One of the hottest trends in malware design is AutoHotKey, security researchers say. AutoHotKey or AHK for short is an open-source scripting language that was written for Windows in 2003.
In detail, the open-source language was initially aimed at providing easy keyboard shortcuts or hotkeys, fast macro-creation and software automation to allow users to automate repetitive tasks in any Windows application. The tool has been widely known in the gaming industry where gamers employ it to script monotonous tasks. However, recently its interpreter has been bloated with sophisticated tools to access underlying apps, says Gabriel Cirlig, a senior software engineer, in a blog post.
What Is AutoHotKey All About?
AutoHotKey has a large list of capabilities starting from keyboard shortcuts, macro-creation, and software automation. That’s not the tool can do – it can also set up Windows Event Hooks, inject VBScript/JScript, and even inject DLLs in other process’ memory, the expert said. On top of everything, since it is a reputable tool it has gathered a “sizeable community” that has aided pushing the tool’s interpreter into the whitelists of a prevalent number of AV vendors.

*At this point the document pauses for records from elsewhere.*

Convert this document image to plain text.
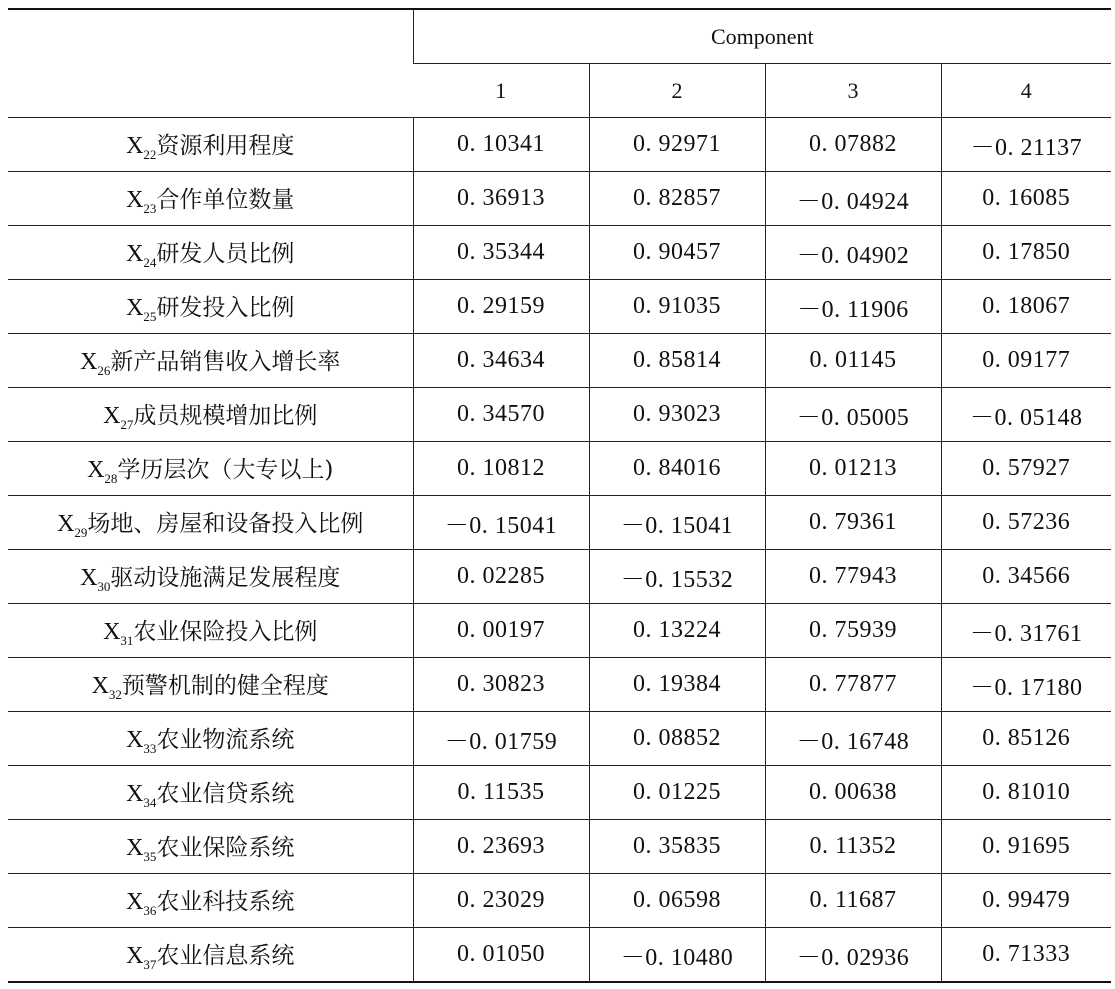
	Component			
	1	2	3	4
$X_{22}$资源利用程度	0. 10341	0. 92971	0. 07882	－0. 21137
$X_{23}$合作单位数量	0. 36913	0. 82857	－0. 04924	0. 16085
$X_{24}$研发人员比例	0. 35344	0. 90457	－0. 04902	0. 17850
$X_{25}$研发投入比例	0. 29159	0. 91035	－0. 11906	0. 18067
$X_{26}$新产品销售收入增长率	0. 34634	0. 85814	0. 01145	0. 09177
$X_{27}$成员规模增加比例	0. 34570	0. 93023	－0. 05005	－0. 05148
$X_{28}$学历层次（大专以上)	0. 10812	0. 84016	0. 01213	0. 57927
$X_{29}$场地、房屋和设备投入比例	－0. 15041	－0. 15041	0. 79361	0. 57236
$X_{30}$驱动设施满足发展程度	0. 02285	－0. 15532	0. 77943	0. 34566
$X_{31}$农业保险投入比例	0. 00197	0. 13224	0. 75939	－0. 31761
$X_{32}$预警机制的健全程度	0. 30823	0. 19384	0. 77877	－0. 17180
$X_{33}$农业物流系统	－0. 01759	0. 08852	－0. 16748	0. 85126
$X_{34}$农业信贷系统	0. 11535	0. 01225	0. 00638	0. 81010
$X_{35}$农业保险系统	0. 23693	0. 35835	0. 11352	0. 91695
$X_{36}$农业科技系统	0. 23029	0. 06598	0. 11687	0. 99479
$X_{37}$农业信息系统	0. 01050	－0. 10480	－0. 02936	0. 71333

Unfortunately, due to its popularity and whitelisting capabilities, AutoHotKey has attracted the attention of malware coders who have been using the scripting language to remain undetected on systems and spread various types of malicious payloads.
AHK-based malware was even found to distribute cryptocurrency miners and a particular clipboard hijacker known as Evrial.

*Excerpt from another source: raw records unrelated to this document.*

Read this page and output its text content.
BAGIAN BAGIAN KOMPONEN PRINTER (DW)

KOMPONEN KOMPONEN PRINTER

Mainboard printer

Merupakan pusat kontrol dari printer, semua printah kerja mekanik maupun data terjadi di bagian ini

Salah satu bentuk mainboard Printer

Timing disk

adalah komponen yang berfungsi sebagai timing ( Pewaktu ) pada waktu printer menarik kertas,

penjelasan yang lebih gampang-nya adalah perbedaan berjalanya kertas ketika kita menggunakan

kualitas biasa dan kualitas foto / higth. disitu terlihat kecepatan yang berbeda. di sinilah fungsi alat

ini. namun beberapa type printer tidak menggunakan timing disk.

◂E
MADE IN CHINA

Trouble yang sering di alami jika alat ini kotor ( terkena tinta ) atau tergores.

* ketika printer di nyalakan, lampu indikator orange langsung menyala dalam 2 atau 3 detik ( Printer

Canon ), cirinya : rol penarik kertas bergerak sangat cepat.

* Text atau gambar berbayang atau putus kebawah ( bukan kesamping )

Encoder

While exploring the daily plethora of AHK scripts, we found some eerily similar snippets of code. Turns out all of them are based on a popular script for clipbankers roaming in the wild. The principle of operation for this malware is simple: it stays resident in memory and listens for any activity in your clipboard. When it contains anything resembling a crypto wallet, it replaces the content with its own wallet address, thus tricking you into sending funds to him instead.
Furthermore, researchers from security firm CyberReason also stumbled upon malware, an AHK-based credentials stealer that “masquerades as Kaspersky Antivirus and spreads through infected USB drives”. Researchers named this piece Fauxpersky.
“This AHK keylogger utilizes a fairly straightforward method of self propagation to spread. After the initial execution, the keylogger gathers the listed drives on the machine and begins to replicate itself to them,” the researchers said.
AHK-Based Malware Quickly Evolving
As it appears, the Fauxpersky sample analyzed by Cybereason wasn’t at all complex. However, researchers come across more advanced and evolved malware strains on a daily basis. These samples reveal that their coders are gaining more knowledge in how to utilize AutoHotKey in their malicious operations. The latest piece of AHK-based malware has used fife different obfuscation functions that intertwine each other.
All of these recent discoveries point that malicious coders have found a new favorite scripting tool to use for the development of new malware.